Mas junto com as Constituições, várias normas foram sendo aprovadas no país,
entre elas o Código Civil, o Código Penal, etc. Como são normas produzidas por
políticos e pelo próprio Estado, geralmente as leis são produzidas para atingir
circunstâncias concretas, para atingir por determinados meios, os fins desejados. É por
61
este motivo que não se pode desvincular o poder exercido pelo próprio Estado
Brasileiro na criação das leis, sendo assim, este trabalho, que busca compreender a
relação entre a criação de normas com os telejornais, necessita explicar o processo
legislativo brasileiro para o desenvolvimento do trabalho.

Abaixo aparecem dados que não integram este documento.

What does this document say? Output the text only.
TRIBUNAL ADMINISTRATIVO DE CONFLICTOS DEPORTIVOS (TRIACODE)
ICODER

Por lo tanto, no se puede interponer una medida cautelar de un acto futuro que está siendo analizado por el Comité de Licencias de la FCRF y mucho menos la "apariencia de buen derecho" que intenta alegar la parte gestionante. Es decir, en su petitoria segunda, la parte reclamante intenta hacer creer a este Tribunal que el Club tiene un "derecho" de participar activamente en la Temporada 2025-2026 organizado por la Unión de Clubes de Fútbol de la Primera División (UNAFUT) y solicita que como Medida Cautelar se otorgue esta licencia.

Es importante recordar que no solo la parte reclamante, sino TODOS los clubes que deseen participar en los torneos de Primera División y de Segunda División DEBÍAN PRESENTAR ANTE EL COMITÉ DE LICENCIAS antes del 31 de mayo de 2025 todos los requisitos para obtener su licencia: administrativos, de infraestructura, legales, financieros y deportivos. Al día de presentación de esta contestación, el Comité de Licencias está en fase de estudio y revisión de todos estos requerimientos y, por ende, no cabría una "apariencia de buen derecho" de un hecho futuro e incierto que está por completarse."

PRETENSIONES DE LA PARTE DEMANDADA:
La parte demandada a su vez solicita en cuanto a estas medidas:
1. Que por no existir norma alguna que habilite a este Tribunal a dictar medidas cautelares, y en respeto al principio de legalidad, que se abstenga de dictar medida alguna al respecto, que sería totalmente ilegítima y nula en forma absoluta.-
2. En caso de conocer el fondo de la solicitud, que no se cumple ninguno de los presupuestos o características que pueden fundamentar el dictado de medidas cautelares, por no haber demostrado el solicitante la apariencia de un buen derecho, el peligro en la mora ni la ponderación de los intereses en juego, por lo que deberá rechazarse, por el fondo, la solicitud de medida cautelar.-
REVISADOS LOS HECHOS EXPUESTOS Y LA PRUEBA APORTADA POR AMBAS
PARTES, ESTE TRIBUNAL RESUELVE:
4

O processo legislativo está entre as funções do Estado Moderno, que tem como
base a filosofia de política liberal de ser a providência do seu povo, ou seja, é dever do
Estado garantir certas funções essenciais ligadas a vida e ao desenvolvimento da nação
e de seus indivíduos. Para Cintra, Grinover e Dinamarco (2012), a jurisdição esteve
sempre incluída como responsabilidade do Estado, já que a eliminação de conflitos
concorre quase sempre com a preservação e o fortalecimento dos valores do ser
humano. Em outras palavras:
E hoje, prevalecendo as ideias do Estado social, em que o Estado se reconhece a
função fundamental de promover a plena realização dos valores humanos, isso deve
servir de um lado, para pôr em destaque a função jurisdicional pacificadora como
fator de eliminação dos conflitos que afligem as pessoas e lhes trazem angústia; de
outro, para advertir os encarregados do sistema, quanto à necessidade de fazer do
processo um meio efetivo para a realização da justiça. (CINTRA, GRINOVER E
DINAMARCO, 2012, p. 46).
O Estado tem por dever de função jurídica, regular as relações humanas da sua
sociedade através da legislação e da jurisdição. A primeira estabelecendo normas que
dizem o que é lícito e o que é ilícito, dando direitos, poderes, faculdades e obrigações a
sua própria sociedade. Em outras palavras, são modelos de conduta que podem ser
desejadas ou reprovadas pelo Estado, para que os membros do mesmo território sigam a
fim de garantir o bem estar social. A segunda busca a realização prática das normas que
podem ter conflitos entre as pessoas, assegurando a prevalência do direito positivado no
Brasil.
Sendo assim, o processo legislativo brasileiro tem como função garantir os
direitos e deveres de e para todos os cidadãos. As legislações têm como dever, reger as
mais variadas relações, dizendo o que é lícito e ilícito, atribuindo direitos, poderes,
faculdades, obrigações ao próprio Estado e aos seus cidadãos, por exemplo. As leis não
podem distinguir pessoas ou nenhuma situação concreta, sendo que, seu texto normativo
deve conter inclusive, os efeitos, sejam eles positivos ou negativos.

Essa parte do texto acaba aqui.